Regularity and error estimates in physics-informed neural networks for the Kuramoto-Sivashinsky equation
Mohammad Mahabubur Rahman, Deepanshu Verma
TL;DR
The paper addresses the challenging Kuramoto-Sivashinsky equation in 2D/3D by deriving global regularity criteria within Besov spaces and establishing the first rigorous $L^2$ error estimates for physics-informed neural networks approximating this equation. It integrates Prodi-Serrin-type space-time integrability conditions with a PINN residual framework to bound the training and generalization errors, and shows how these bounds translate into a computable $L^2$ error between the PINN solution and the true solution. The authors demonstrate that, under appropriate Besov-space conditions on the initial data and solution, PINN residuals control the $L^2$-error, and provide explicit decay rates in terms of quadrature sizes and network capacity.
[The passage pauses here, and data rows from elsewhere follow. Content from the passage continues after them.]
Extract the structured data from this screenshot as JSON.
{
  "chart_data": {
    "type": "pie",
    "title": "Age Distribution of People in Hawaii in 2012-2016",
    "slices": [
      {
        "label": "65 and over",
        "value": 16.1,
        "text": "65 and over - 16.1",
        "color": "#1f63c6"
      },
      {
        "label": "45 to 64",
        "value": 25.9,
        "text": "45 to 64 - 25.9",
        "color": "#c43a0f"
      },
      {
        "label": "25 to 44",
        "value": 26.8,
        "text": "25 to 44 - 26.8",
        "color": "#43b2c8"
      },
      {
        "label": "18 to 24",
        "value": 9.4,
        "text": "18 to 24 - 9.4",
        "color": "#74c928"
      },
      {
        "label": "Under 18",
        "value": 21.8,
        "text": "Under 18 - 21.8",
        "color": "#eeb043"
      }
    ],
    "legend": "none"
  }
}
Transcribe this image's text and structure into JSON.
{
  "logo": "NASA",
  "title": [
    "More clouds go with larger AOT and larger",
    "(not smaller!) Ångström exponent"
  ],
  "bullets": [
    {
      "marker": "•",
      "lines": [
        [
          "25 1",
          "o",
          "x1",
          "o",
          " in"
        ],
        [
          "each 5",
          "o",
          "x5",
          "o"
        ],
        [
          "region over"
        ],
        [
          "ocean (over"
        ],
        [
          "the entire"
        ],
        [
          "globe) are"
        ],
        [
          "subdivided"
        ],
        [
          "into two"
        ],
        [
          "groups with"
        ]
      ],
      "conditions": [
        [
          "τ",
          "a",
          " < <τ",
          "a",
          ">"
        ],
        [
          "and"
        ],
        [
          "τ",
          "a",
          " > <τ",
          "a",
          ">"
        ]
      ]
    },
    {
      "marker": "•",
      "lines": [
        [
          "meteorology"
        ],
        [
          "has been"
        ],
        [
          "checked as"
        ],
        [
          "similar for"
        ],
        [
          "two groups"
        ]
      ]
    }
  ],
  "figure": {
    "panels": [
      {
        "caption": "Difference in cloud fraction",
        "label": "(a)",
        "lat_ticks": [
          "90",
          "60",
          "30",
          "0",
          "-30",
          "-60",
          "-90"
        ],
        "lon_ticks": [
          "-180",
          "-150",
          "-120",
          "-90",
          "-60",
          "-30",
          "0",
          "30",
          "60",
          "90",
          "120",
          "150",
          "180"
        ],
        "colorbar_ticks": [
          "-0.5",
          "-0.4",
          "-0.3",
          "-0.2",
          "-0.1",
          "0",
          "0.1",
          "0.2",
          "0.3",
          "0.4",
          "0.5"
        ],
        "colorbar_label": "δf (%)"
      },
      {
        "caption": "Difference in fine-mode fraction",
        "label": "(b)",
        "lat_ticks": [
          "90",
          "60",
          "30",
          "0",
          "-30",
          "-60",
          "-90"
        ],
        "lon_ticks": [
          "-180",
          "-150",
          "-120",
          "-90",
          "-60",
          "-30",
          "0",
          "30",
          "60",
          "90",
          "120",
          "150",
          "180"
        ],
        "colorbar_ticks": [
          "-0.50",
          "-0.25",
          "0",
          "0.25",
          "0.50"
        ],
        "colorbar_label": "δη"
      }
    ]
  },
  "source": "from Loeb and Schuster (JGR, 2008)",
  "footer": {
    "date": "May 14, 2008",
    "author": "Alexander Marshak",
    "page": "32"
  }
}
Numerical experiments in two dimensions corroborate the theory, revealing a plateau behavior due to logarithmic factors and highlighting the interplay between quadrature resolution and network approximation in achieving accurate PINN solutions. The results advance the theoretical understanding of PINNs for chaotic, higher-order PDEs and offer practical guidance for error control in physics-informed learning in periodic domains.
Abstract
Due to its nonlinearity, bi-harmonic dissipation, and backward heat-like term in the absence of a divergence-free condition, the $2$-D/$3$-D Kuramoto-Sivashinsky equation poses significant challenges for both mathematical analysis and numerical approximation. These difficulties motivate the development of methods that blend classical analysis with numerical approximation approaches embodied in the framework of the physics-informed neural networks (PINNs). In addition, despite the extensive use of PINN frameworks for various linear and nonlinear PDEs, no study had previously established rigorous error estimates for the Kuramoto-Sivashinsky equation within a PINN setting. In this work, we overcome the inherent challenges, and establish several global regularity criteria based on space-time integrability conditions in Besov spaces. We then derive the first rigorous error estimates for the PINNs approximation of the Kuramoto-Sivashinsky equation and validate our theoretical error bounds through numerical simulations.